Le Grand Remplacement est un crime, pas une théorie

Dans la continuité des lois idéologiques dites « mémorielles » réduisant considérablement la liberté d’expression en France depuis les années 1970, certaines voix s’élèvent pour criminaliser ce qu’ils nomment, sans vraiment savoir de quoi ils parlent, la « théorie de Grand Remplacement ». Que répondre à cela ?

D’abord, entendons-nous sur le sens des mots. La plupart des médias qualifient la notion de Grand Remplacement de théorie du complot d’extrême droite et raciste, faisant régulièrement l’amalgame entre son auteur, l’écrivain Renaud Camus, et des criminels qui agissent en partageant son constat. Il ne saurait être meilleur procédé pour disqualifier d’office l’écrivain et son expression. Quel est le constat de Renaud Camus, auteur de l’expression Grand Remplacement ? Laissons l’auteur s’exprimer : 

— Oh, c’est très simple : vous avez un peuple et presque d’un seul coup, en une génération, vous avez à sa place un ou plusieurs autres peuples. Le Grand Remplacement, le changement de peuple, est le phénomène le plus considérable de l’histoire de France depuis des siècles, et probablement depuis toujours. 

Voici donc ce qu’écrit Renaud Camus au sujet du Grand Remplacement : il s’agit d’un changement de peuple en cours en France ainsi que dans d’autres pays occidentaux, consécutivement à des décennies de politiques migratoires laxistes et de déculturation qui entraînent, au nom de la tolérance, de la Diversité et du vivre-ensemble, la fulgurante modification ethnique du pays d’accueil. Regardez une photo du métro parisien, londonien ou belge dans les années 1920, puis 1950, puis 1980, puis 2022. Constatez par vous-même l’évolution anthropologique des individus qui l’occupent. Le Grand Remplacement, c’est ça.  

Le Grand Remplacement est un crime contre l’humanité, contre la diversité ethnique du monde, contre les peuples enracinés. Le Grand Remplacement est un crime, pas une théorie. 

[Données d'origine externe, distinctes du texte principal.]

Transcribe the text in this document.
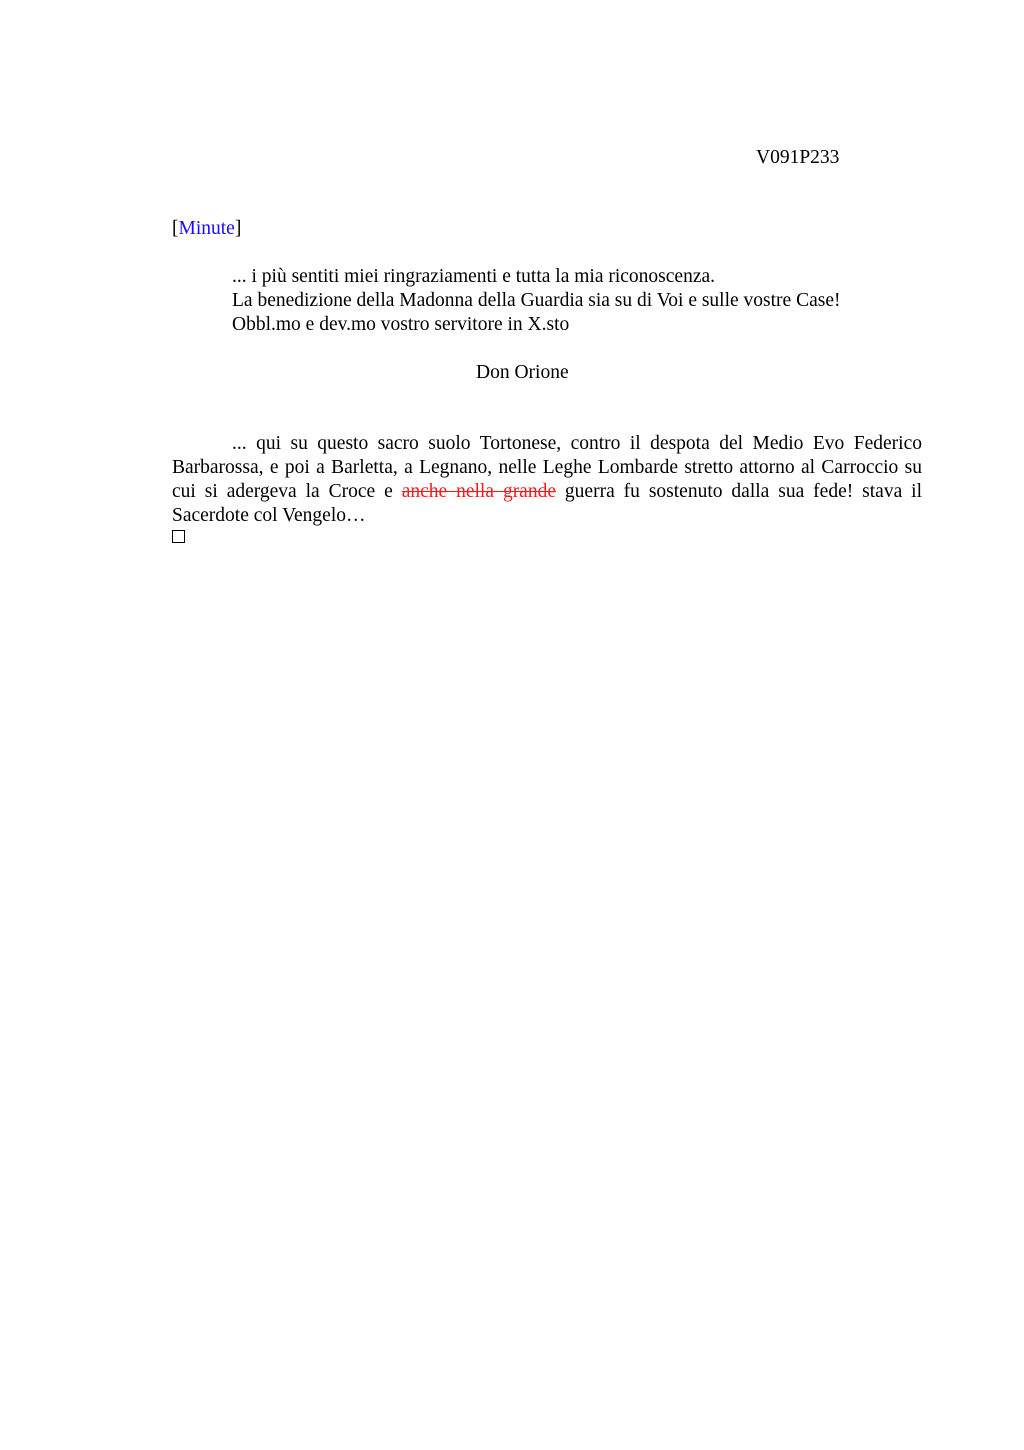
V091P233
[Minute]
... i più sentiti miei ringraziamenti e tutta la mia riconoscenza.
La benedizione della Madonna della Guardia sia su di Voi e sulle vostre Case!
Obbl.mo e dev.mo vostro servitore in X.sto
Don Orione
... qui su questo sacro suolo Tortonese, contro il despota del Medio Evo Federico Barbarossa, e poi a Barletta, a Legnano, nelle Leghe Lombarde stretto attorno al Carroccio su cui si adergeva la Croce e anche nella grande guerra fu sostenuto dalla sua fede! stava il Sacerdote col Vengelo…
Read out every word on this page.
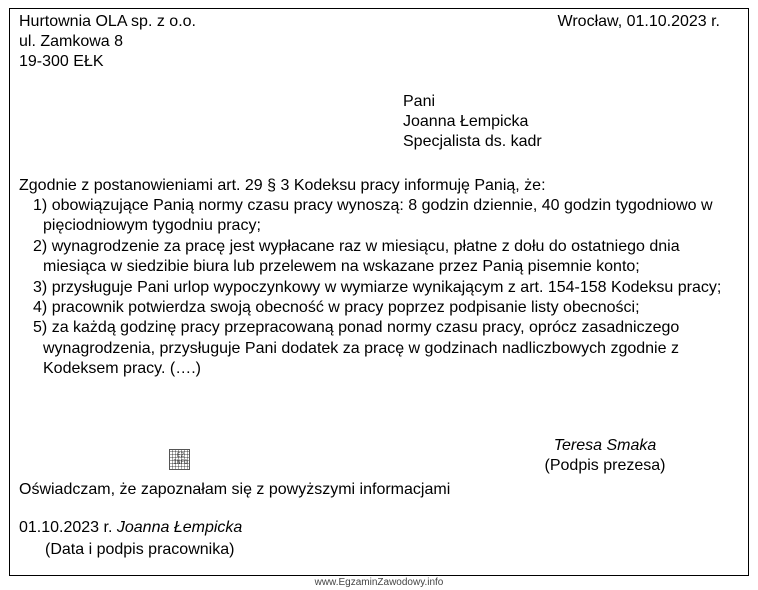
Hurtownia OLA sp. z o.o.
ul. Zamkowa 8
19-300 EŁK
Wrocław, 01.10.2023 r.
Pani
Joanna Łempicka
Specjalista ds. kadr
Zgodnie z postanowieniami art. 29 § 3 Kodeksu pracy informuję Panią, że:
1) obowiązujące Panią normy czasu pracy wynoszą: 8 godzin dziennie, 40 godzin tygodniowo w pięciodniowym tygodniu pracy;
2) wynagrodzenie za pracę jest wypłacane raz w miesiącu, płatne z dołu do ostatniego dnia miesiąca w siedzibie biura lub przelewem na wskazane przez Panią pisemnie konto;
3) przysługuje Pani urlop wypoczynkowy w wymiarze wynikającym z art. 154-158 Kodeksu pracy;
4) pracownik potwierdza swoją obecność w pracy poprzez podpisanie listy obecności;
5) za każdą godzinę pracy przepracowaną ponad normy czasu pracy, oprócz zasadniczego wynagrodzenia, przysługuje Pani dodatek za pracę w godzinach nadliczbowych zgodnie z Kodeksem pracy. (….)
EZ INFO
Teresa Smaka
(Podpis prezesa)
Oświadczam, że zapoznałam się z powyższymi informacjami
01.10.2023 r. Joanna Łempicka
(Data i podpis pracownika)
www.EgzaminZawodowy.info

Grégory Roose, écrivain et chroniqueur

Le danger qui découle de ce phénomène est de subir, à terme, la libanisation du pays hôte avec les conséquences dramatiques que cela comporte. Avoir conscience du Grand Remplacement en cours, c’est donner une chance à la paix en agissant au plus vite pour que chaque peuple s’épanouisse sur ses terres d’appartenance ethnique, en préservant la bienveillance due à l’égard des individus qui ont fait l’effort de s’assimiler à notre culture occidentale. On peut réfuter la réalité de cette notion de changement de peuple et considérer, ainsi que nous le dicte à tort la doxa, que la France a « toujours été une terre d’accueil ». On peut également nier la réalité démographique et sociale d’un phénomène vécu par des millions de Français, Anglais, Belges, Suédois ou Allemands dans leur quotidien. On peut enfin faire l’autruche en hurlant au racisme pour mieux se parer de vertu. Mais criminaliser une constatation que d’autres personnalités partagent par ailleurs, telles que le politicien français d’extrême gauche Jean-Luc Mélenchon qui parle de créolisation, reviendrait à ériger en crime l’acte de penser par soi-même. Quel genre de démocratie ferait cela ? 

Ne soyons pas dupes. Si l’expression Grand Remplacement est tant diabolisée, c’est que sa puissance sémantique a la vertu d’éveiller la conscience des peuples occidentaux prisonniers de leur inertie collective face aux périls mortels qui les guettent : le déracinement identitaire, la déculturation, la submersion démographique, le remplacement ethnique.  

La violence aveugle est-elle la réponse à ces menaces ? Non. C’est pourtant l’intention que d’innombrables commentateurs à travers le monde prêtent fallacieusement à l’expression Grand Remplacement. Dans son œuvre, riche de cent soixante ouvrages, Renaud Camus prône la non-violence, étant opposé à tout ce qui peut nuire à l’homme. Pour lutter contre le phénomène du Grand Remplacement, l’écrivain affirme que la solution ne réside pas dans « la croissance démographique, ni la religion, ni Jean-Marie Le Pen », mais « la culture et la volonté politique ». 

Le Grand Remplacement est un crime contre l’humanité, contre la diversité ethnique du monde, contre les peuples enracinés. Le Grand Remplacement est un crime, pas une théorie.